Results = “Properties where a current owner has a qualifying divorce filing AND that filing is in the last 30 days AND equity is at least 30%.

This is the pattern you use when you want very specific, high‑intent segments, not just “any distress.”


How In Distress and Stand‑Alone Criteria Work Together

You can absolutely mix In Distress with stand‑alone distress criteria. The key is to understand how the OR and AND pieces interlock.

Example 1: “Any distress, but focus on recent divorces”

Say you want:

  • Anything in distress (foreclosure, tax delinquent, probate, etc.) OR divorce,

  • But you also want to ensure recent divorce filings for extra motivation.

You might set:

  • In Distress (checkbox): Foreclosure, Tax Delinquent, Probate, Divorce

  • Owner Details → Divorce: Property Owner Has Divorce? = Yes

  • Divorce Filing Date: Last 90 Days

Conceptually, the query behaves like:

(Foreclosure OR Tax Delinquent OR Probate OR Divorce)
AND (Owner Has Divorce? = Yes AND Divorce Filing Date in last 90 days)
AND (your usual location/property filters)

Only properties that both appear in the OR‑based distress pool and meet your Divorce criteria make it through—so this is a tight, high‑intent list.

Example 2: “Any distress, but only SFRs with a divorce signal”

You might use:

  • In Distress → Divorce (checked)

  • Property Type: SFR

  • Location: County or city

That yields:

Properties where Divorce is present as a distress signal
AND the property is SFR
AND in your target area.

You skip the date logic and still leverage Divorce as one of several distress signals, but keep the search broad and fast.


Tip: When to Use Each Approach

A quick way to decide between In Distress vs. stand‑alone distress criteria:

Use In Distress when you want:

  • A broad funnel of properties experiencing any of several distress types.

  • Fast exploratory lists like:

    • “Show me foreclosure OR tax delinquent OR probate OR divorce in this county.”

  • To feed Distress Score and Plays with a wide but relevant audience before you prioritize or run campaigns.

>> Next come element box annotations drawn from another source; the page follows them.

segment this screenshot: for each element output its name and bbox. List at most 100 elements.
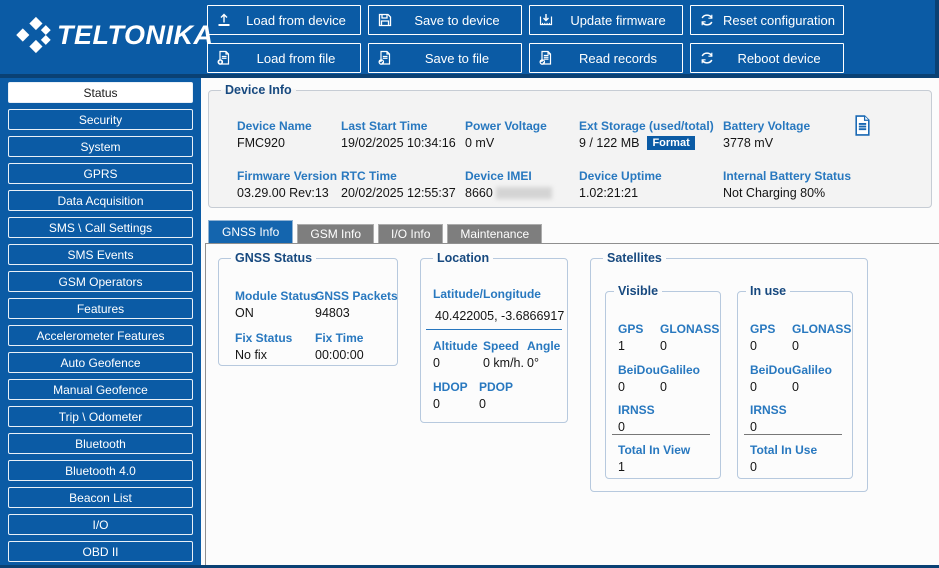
window-right-edge xyxy=(935,0,939,74)
read-records-button[interactable]: Read records xyxy=(529,43,683,73)
field-module-status: Module Status ON xyxy=(235,289,317,320)
field-ext-storage: Ext Storage (used/total) 9 / 122 MB Form… xyxy=(579,119,714,150)
field-internal-battery-status: Internal Battery Status Not Charging 80% xyxy=(723,169,851,200)
sidebar-item-gsm-operators[interactable]: GSM Operators xyxy=(8,271,193,292)
field-visible-glonass: GLONASS 0 xyxy=(660,322,719,353)
tab-io-info[interactable]: I/O Info xyxy=(378,224,443,243)
field-hdop: HDOP 0 xyxy=(433,380,468,411)
field-power-voltage: Power Voltage 0 mV xyxy=(465,119,547,150)
load-from-file-button[interactable]: Load from file xyxy=(207,43,361,73)
format-storage-button[interactable]: Format xyxy=(647,136,694,150)
sidebar-item-data-acquisition[interactable]: Data Acquisition xyxy=(8,190,193,211)
sidebar-item-sms-call-settings[interactable]: SMS \ Call Settings xyxy=(8,217,193,238)
sidebar-nav: Status Security System GPRS Data Acquisi… xyxy=(0,78,201,565)
load-from-device-button[interactable]: Load from device xyxy=(207,5,361,35)
field-fix-status: Fix Status No fix xyxy=(235,331,292,362)
field-device-uptime: Device Uptime 1.02:21:21 xyxy=(579,169,662,200)
tab-gnss-info[interactable]: GNSS Info xyxy=(208,220,293,243)
tab-gsm-info[interactable]: GSM Info xyxy=(297,224,374,243)
field-pdop: PDOP 0 xyxy=(479,380,513,411)
teltonika-logo: TELTONIKA xyxy=(8,16,214,54)
tab-maintenance[interactable]: Maintenance xyxy=(447,224,542,243)
field-total-in-view: Total In View 1 xyxy=(618,443,690,474)
device-log-document-icon[interactable] xyxy=(854,115,871,141)
file-check-icon xyxy=(377,50,401,66)
reset-icon xyxy=(699,12,723,28)
records-icon xyxy=(538,50,562,66)
header-bar: TELTONIKA Load from device Save to devic… xyxy=(0,0,939,74)
field-battery-voltage: Battery Voltage 3778 mV xyxy=(723,119,810,150)
sidebar-item-system[interactable]: System xyxy=(8,136,193,157)
device-info-title: Device Info xyxy=(221,83,296,97)
field-speed: Speed 0 km/h. xyxy=(483,339,524,370)
in-use-title: In use xyxy=(746,284,790,298)
field-rtc-time: RTC Time 20/02/2025 12:55:37 xyxy=(341,169,456,200)
sidebar-item-status[interactable]: Status xyxy=(8,82,193,103)
sidebar-item-gprs[interactable]: GPRS xyxy=(8,163,193,184)
teltonika-logo-icon xyxy=(8,16,54,54)
field-visible-beidou: BeiDou 0 xyxy=(618,363,660,394)
latlng-value-link[interactable]: 40.422005, -3.6866917 xyxy=(435,309,564,323)
reboot-icon xyxy=(699,50,723,66)
gnss-status-panel: GNSS Status Module Status ON GNSS Packet… xyxy=(218,258,398,366)
field-total-in-use: Total In Use 0 xyxy=(750,443,817,474)
field-device-imei: Device IMEI 8660 xyxy=(465,169,552,200)
sidebar-item-manual-geofence[interactable]: Manual Geofence xyxy=(8,379,193,400)
button-label: Load from file xyxy=(240,51,352,66)
field-firmware-version: Firmware Version 03.29.00 Rev:13 xyxy=(237,169,337,200)
location-title: Location xyxy=(433,251,493,265)
upload-icon xyxy=(216,12,240,28)
reset-configuration-button[interactable]: Reset configuration xyxy=(690,5,844,35)
satellites-panel: Satellites Visible GPS 1 GLONASS 0 BeiDo… xyxy=(590,258,868,492)
gnss-status-title: GNSS Status xyxy=(231,251,316,265)
sidebar-item-trip-odometer[interactable]: Trip \ Odometer xyxy=(8,406,193,427)
field-inuse-beidou: BeiDou 0 xyxy=(750,363,792,394)
sidebar-item-accelerometer-features[interactable]: Accelerometer Features xyxy=(8,325,193,346)
button-label: Save to device xyxy=(401,13,513,28)
firmware-update-icon xyxy=(538,12,562,28)
save-icon xyxy=(377,12,401,28)
field-gnss-packets: GNSS Packets 94803 xyxy=(315,289,398,320)
button-label: Reboot device xyxy=(723,51,835,66)
sidebar-item-beacon-list[interactable]: Beacon List xyxy=(8,487,193,508)
save-to-device-button[interactable]: Save to device xyxy=(368,5,522,35)
field-fix-time: Fix Time 00:00:00 xyxy=(315,331,364,362)
latlng-underline xyxy=(426,329,562,330)
field-visible-galileo: Galileo 0 xyxy=(660,363,700,394)
visible-title: Visible xyxy=(614,284,662,298)
sidebar-item-security[interactable]: Security xyxy=(8,109,193,130)
field-altitude: Altitude 0 xyxy=(433,339,478,370)
button-label: Update firmware xyxy=(562,13,674,28)
satellites-visible-panel: Visible GPS 1 GLONASS 0 BeiDou 0 Galileo… xyxy=(605,291,721,479)
sidebar-item-io[interactable]: I/O xyxy=(8,514,193,535)
reboot-device-button[interactable]: Reboot device xyxy=(690,43,844,73)
configurator-window: TELTONIKA Load from device Save to devic… xyxy=(0,0,939,568)
field-last-start-time: Last Start Time 19/02/2025 10:34:16 xyxy=(341,119,456,150)
sidebar-item-sms-events[interactable]: SMS Events xyxy=(8,244,193,265)
toolbar: Load from device Save to device Update f… xyxy=(207,5,844,73)
satellites-title: Satellites xyxy=(603,251,666,265)
satellites-in-use-panel: In use GPS 0 GLONASS 0 BeiDou 0 Galileo … xyxy=(737,291,853,479)
field-inuse-irnss: IRNSS 0 xyxy=(750,403,787,434)
visible-divider xyxy=(612,434,710,435)
logo-text: TELTONIKA xyxy=(57,20,214,51)
file-add-icon xyxy=(216,50,240,66)
save-to-file-button[interactable]: Save to file xyxy=(368,43,522,73)
imei-redacted-blur xyxy=(496,187,552,199)
field-inuse-glonass: GLONASS 0 xyxy=(792,322,851,353)
field-visible-irnss: IRNSS 0 xyxy=(618,403,655,434)
device-info-panel: Device Info Device Name FMC920 Last Star… xyxy=(208,90,932,208)
update-firmware-button[interactable]: Update firmware xyxy=(529,5,683,35)
sidebar-item-bluetooth[interactable]: Bluetooth xyxy=(8,433,193,454)
sidebar-item-obd-ii[interactable]: OBD II xyxy=(8,541,193,562)
in-use-divider xyxy=(744,434,842,435)
field-device-name: Device Name FMC920 xyxy=(237,119,312,150)
field-angle: Angle 0° xyxy=(527,339,560,370)
field-latlng: Latitude/Longitude xyxy=(433,287,541,301)
button-label: Save to file xyxy=(401,51,513,66)
field-inuse-galileo: Galileo 0 xyxy=(792,363,832,394)
button-label: Reset configuration xyxy=(723,13,835,28)
sidebar-item-features[interactable]: Features xyxy=(8,298,193,319)
sidebar-item-auto-geofence[interactable]: Auto Geofence xyxy=(8,352,193,373)
sidebar-item-bluetooth-40[interactable]: Bluetooth 4.0 xyxy=(8,460,193,481)
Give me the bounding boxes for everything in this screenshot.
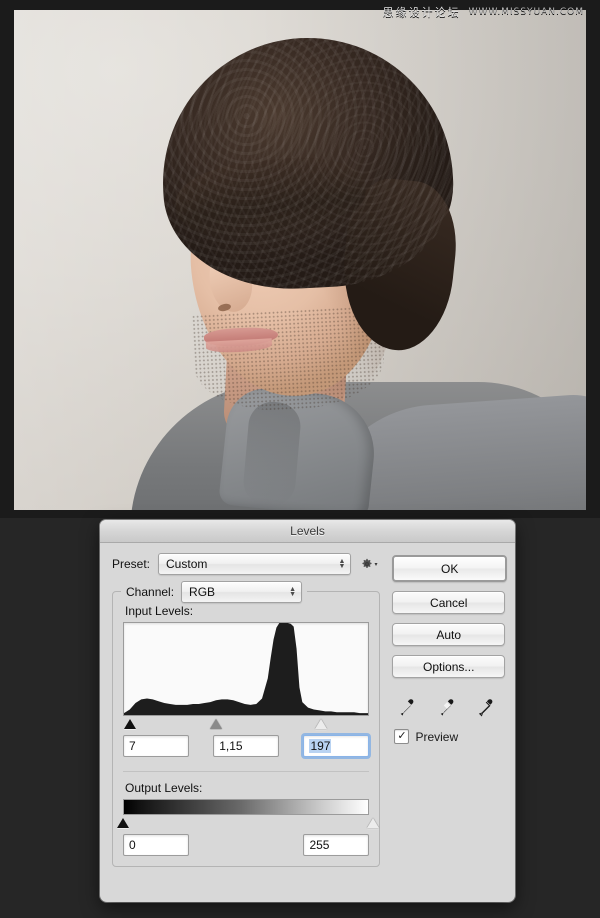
chevron-updown-icon: ▲ ▼ (289, 586, 297, 598)
levels-groupbox: Channel: RGB ▲ ▼ Input Levels: 7 1,15 19… (112, 581, 381, 867)
output-white-field[interactable]: 255 (303, 834, 370, 856)
output-level-fields: 0 255 (123, 834, 370, 856)
cancel-button-label: Cancel (430, 595, 468, 610)
preview-label: Preview (415, 729, 459, 744)
histogram (123, 622, 370, 716)
preview-checkbox-row[interactable]: ✓ Preview (392, 729, 503, 744)
eyedropper-black-icon[interactable] (396, 697, 418, 719)
options-button[interactable]: Options... (392, 655, 505, 678)
eyedropper-group (392, 687, 503, 719)
channel-dropdown[interactable]: RGB ▲ ▼ (181, 581, 303, 603)
chevron-down-icon: ▾ (374, 561, 378, 568)
watermark-en: WWW.MISSYUAN.COM (468, 7, 584, 17)
channel-row: Channel: RGB ▲ ▼ (121, 581, 308, 603)
input-levels-label: Input Levels: (125, 604, 194, 618)
screenshot-root: 思缘设计论坛 WWW.MISSYUAN.COM Levels Preset: C… (0, 0, 600, 918)
midtone-slider-handle[interactable] (209, 719, 222, 729)
watermark: 思缘设计论坛 WWW.MISSYUAN.COM (383, 4, 584, 20)
highlight-slider-handle[interactable] (314, 719, 327, 729)
histogram-plot (124, 623, 369, 715)
output-black-handle[interactable] (117, 818, 129, 828)
input-slider-track (123, 717, 369, 731)
watermark-cn: 思缘设计论坛 (382, 6, 461, 19)
portrait-photo (14, 10, 586, 510)
ok-button[interactable]: OK (392, 555, 507, 582)
shadow-input-value: 7 (129, 739, 136, 753)
midtone-input-field[interactable]: 1,15 (213, 735, 280, 757)
highlight-input-value: 197 (309, 739, 332, 753)
preset-value: Custom (166, 557, 208, 571)
output-white-handle[interactable] (367, 818, 379, 828)
shadow-input-field[interactable]: 7 (123, 735, 189, 757)
collar-shadow (241, 399, 303, 509)
gear-icon[interactable]: ▾ (358, 554, 380, 574)
output-black-value: 0 (129, 838, 136, 852)
output-levels-section: Output Levels: 0 255 (117, 771, 379, 856)
output-slider-track (117, 816, 379, 830)
highlight-input-field[interactable]: 197 (303, 735, 370, 757)
output-white-value: 255 (309, 838, 330, 852)
chevron-updown-icon: ▲ ▼ (338, 558, 346, 570)
auto-button-label: Auto (436, 627, 462, 642)
input-level-fields: 7 1,15 197 (123, 735, 370, 757)
dialog-body: Preset: Custom ▲ ▼ ▾ Channel: RGB ▲ ▼ In… (100, 543, 515, 867)
options-button-label: Options... (423, 659, 475, 674)
preset-label: Preset: (112, 557, 151, 571)
shadow-slider-handle[interactable] (124, 719, 136, 729)
dialog-right-column: OK Cancel Auto Options... ✓ Preview (380, 553, 507, 867)
levels-dialog: Levels Preset: Custom ▲ ▼ ▾ Channel: RGB… (100, 520, 515, 902)
channel-value: RGB (189, 585, 216, 599)
ok-button-label: OK (441, 561, 459, 576)
photo-frame (0, 0, 600, 518)
preset-row: Preset: Custom ▲ ▼ ▾ (112, 553, 380, 575)
check-icon: ✓ (397, 730, 407, 742)
output-levels-label: Output Levels: (125, 781, 203, 795)
dialog-title: Levels (290, 524, 325, 538)
eyedropper-white-icon[interactable] (475, 697, 497, 719)
channel-label: Channel: (126, 585, 175, 599)
preset-dropdown[interactable]: Custom ▲ ▼ (158, 553, 352, 575)
cancel-button[interactable]: Cancel (392, 591, 505, 614)
output-gradient-bar (123, 799, 370, 815)
auto-button[interactable]: Auto (392, 623, 505, 646)
preview-checkbox[interactable]: ✓ (394, 729, 410, 744)
dialog-left-column: Preset: Custom ▲ ▼ ▾ Channel: RGB ▲ ▼ In… (112, 553, 381, 867)
midtone-input-value: 1,15 (219, 739, 243, 753)
output-black-field[interactable]: 0 (123, 834, 189, 856)
dialog-titlebar[interactable]: Levels (100, 520, 515, 543)
eyedropper-gray-icon[interactable] (436, 697, 458, 719)
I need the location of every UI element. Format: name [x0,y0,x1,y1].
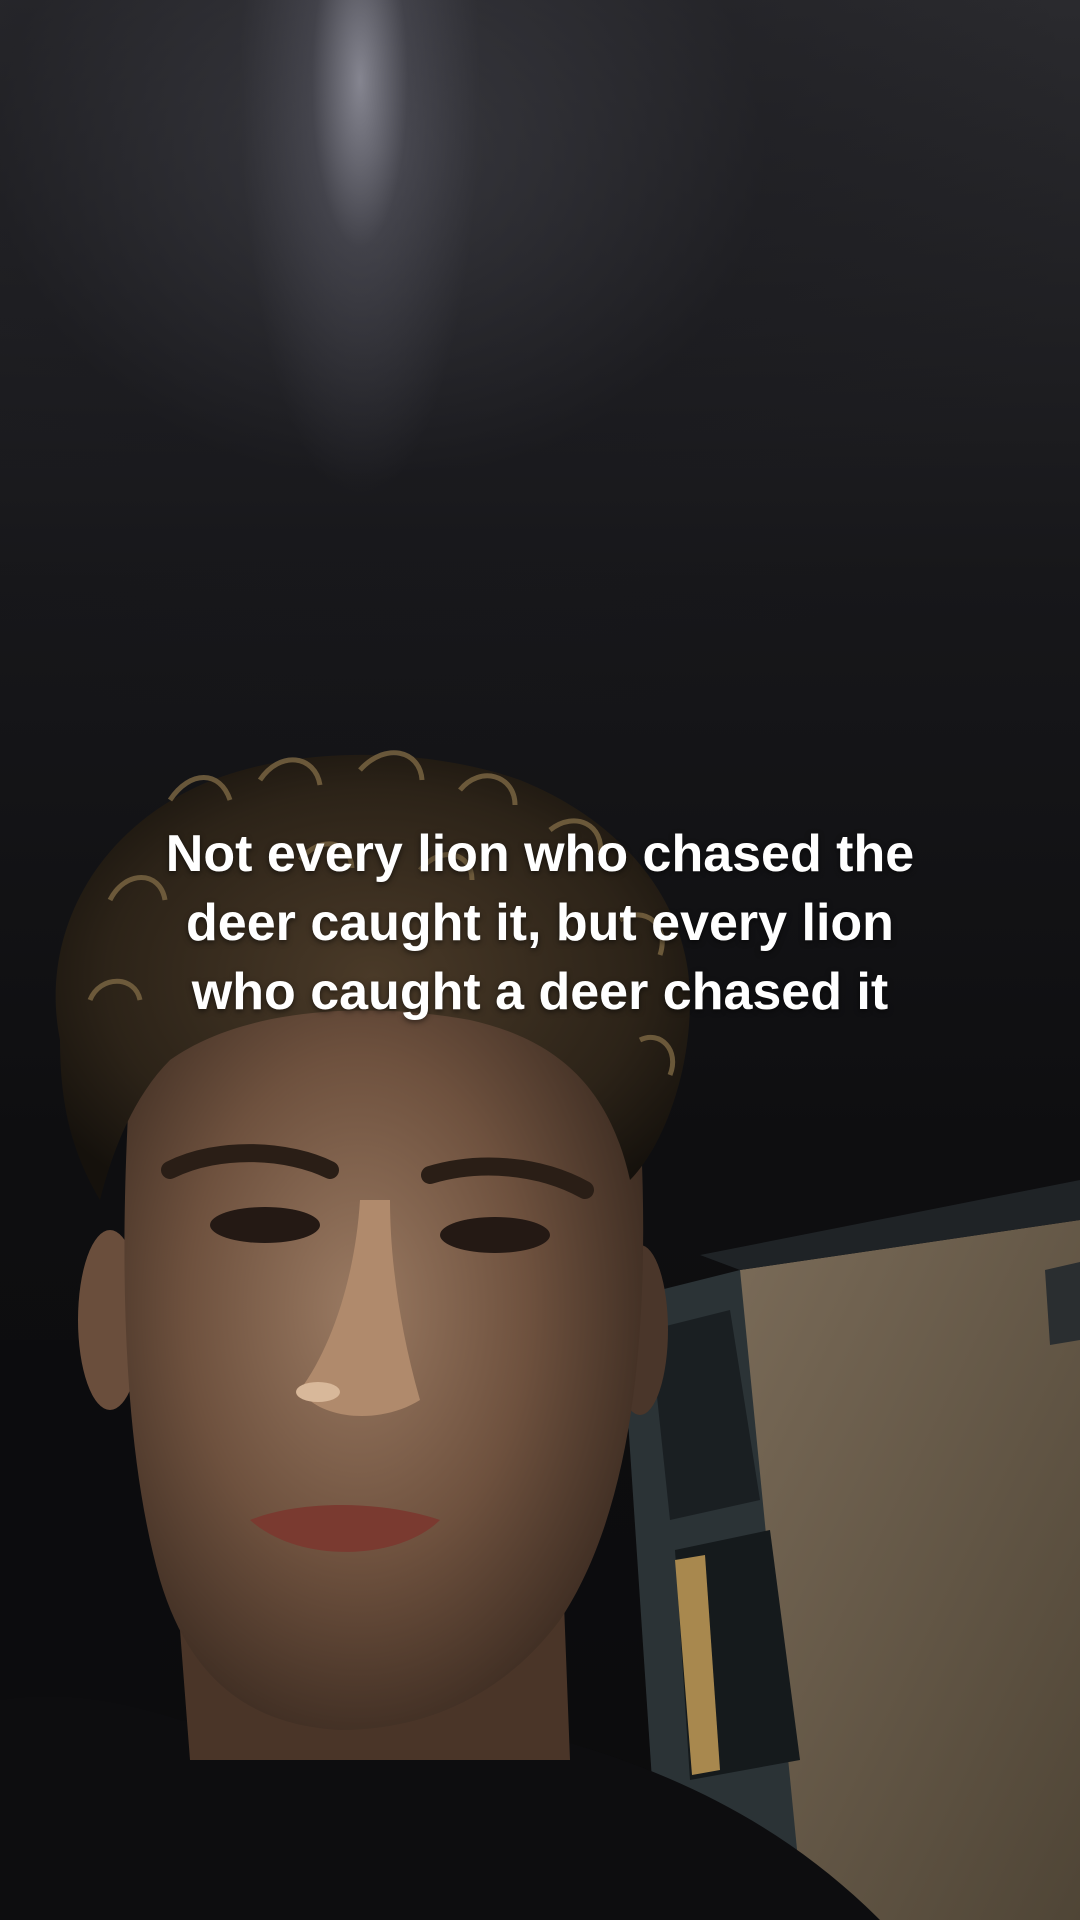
right-eye [440,1217,550,1253]
left-eye [210,1207,320,1243]
small-window [1045,1262,1080,1345]
video-caption: Not every lion who chased the deer caugh… [165,825,915,1021]
nose-highlight [296,1382,340,1402]
video-frame: Not every lion who chased the deer caugh… [0,0,1080,1920]
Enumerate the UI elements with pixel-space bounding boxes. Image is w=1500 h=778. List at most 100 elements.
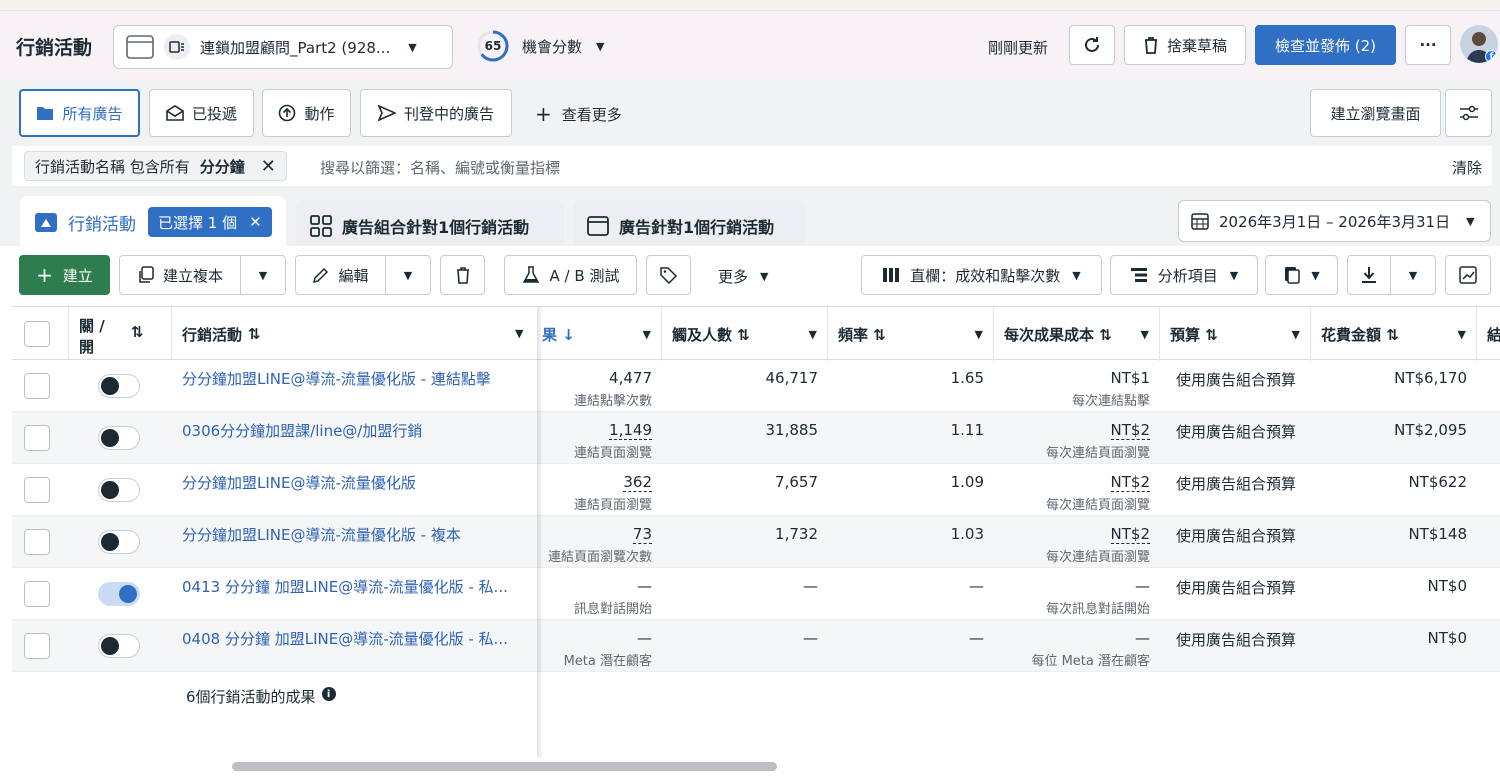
delivered-label: 已投遞 [191,104,237,123]
view-settings-button[interactable] [1445,89,1492,137]
more-options-button[interactable]: ··· [1405,25,1451,65]
more-button[interactable]: 更多 ▼ [718,266,768,287]
tab-adsets[interactable]: 廣告組合針對1個行銷活動 [296,200,564,252]
grid-icon [310,215,332,237]
campaign-toggle[interactable] [98,582,140,606]
campaign-toggle[interactable] [98,530,140,554]
table-row-frozen[interactable]: 分分鐘加盟LINE@導流-流量優化版 - 連結點擊 [12,360,537,412]
results-subtext: 連結頁面瀏覽 [573,446,652,461]
table-row-frozen[interactable]: 0408 分分鐘 加盟LINE@導流-流量優化版 - 私... [12,620,537,672]
actions-button[interactable]: 動作 [262,89,351,137]
see-more-button[interactable]: + 查看更多 [535,102,622,126]
spend-cell: NT$148 [1408,525,1467,543]
results-value: 4,477 [609,369,652,387]
info-icon[interactable]: i [321,687,336,701]
edit-dropdown[interactable]: ▼ [385,255,431,295]
table-row-frozen[interactable]: 0413 分分鐘 加盟LINE@導流-流量優化版 - 私... [12,568,537,620]
select-all-checkbox[interactable] [24,321,50,347]
row-checkbox[interactable] [24,633,50,659]
active-ads-button[interactable]: 刊登中的廣告 [360,89,512,137]
selected-badge[interactable]: 已選擇 1 個 ✕ [148,207,272,237]
chevron-down-icon[interactable]: ▼ [515,327,523,340]
tab-ads[interactable]: 廣告針對1個行銷活動 [573,200,805,252]
column-spend[interactable]: 花費金額 ⇅ ▼ [1311,307,1477,361]
campaigns-table: 果 ↓ ▼ 觸及人數 ⇅ ▼ 頻率 ⇅ ▼ 每次成果成本 ⇅ ▼ 預算 ⇅ ▼ 花費金額 … [12,306,1500,758]
create-view-button[interactable]: 建立瀏覽畫面 [1310,89,1441,137]
table-row-frozen[interactable]: 0306分分鐘加盟課/line@/加盟行銷 [12,412,537,464]
sort-icon: ⇅ [131,323,144,341]
filter-bar: 行銷活動名稱 包含所有 分分鐘 ✕ 搜尋以篩選：名稱、編號或衡量指標 清除 [12,146,1492,186]
account-selector[interactable]: 連鎖加盟顧問_Part2 (928... ▼ [113,25,453,69]
cost-per-result-value: NT$2 [1110,421,1150,440]
sort-icon: ⇅ [1205,325,1218,344]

Use stand‑alone distress criteria (like Owner Details → Divorce) when you need:

  • Precision around a particular distress type:

    • Date ranges (e.g., Divorce Filing Date = Last 30 Days)

    • Flags tied to owners vs properties

  • To combine that signal with other filters in a more surgical AND‑style search:

    • “Current owner has a divorce in the last 6 months AND equity ≥ 40% AND SFR AND not listed.”

  • To build distress‑specific Plays or campaigns (e.g., a Divorce‑only play or Probate‑only play) where messaging is tightly aligned to the event.

Combine both when:

  • You want the breadth of OR logic across many signals, but also want to tighten the list using an AND‑style Divorce or lien condition for your exact play.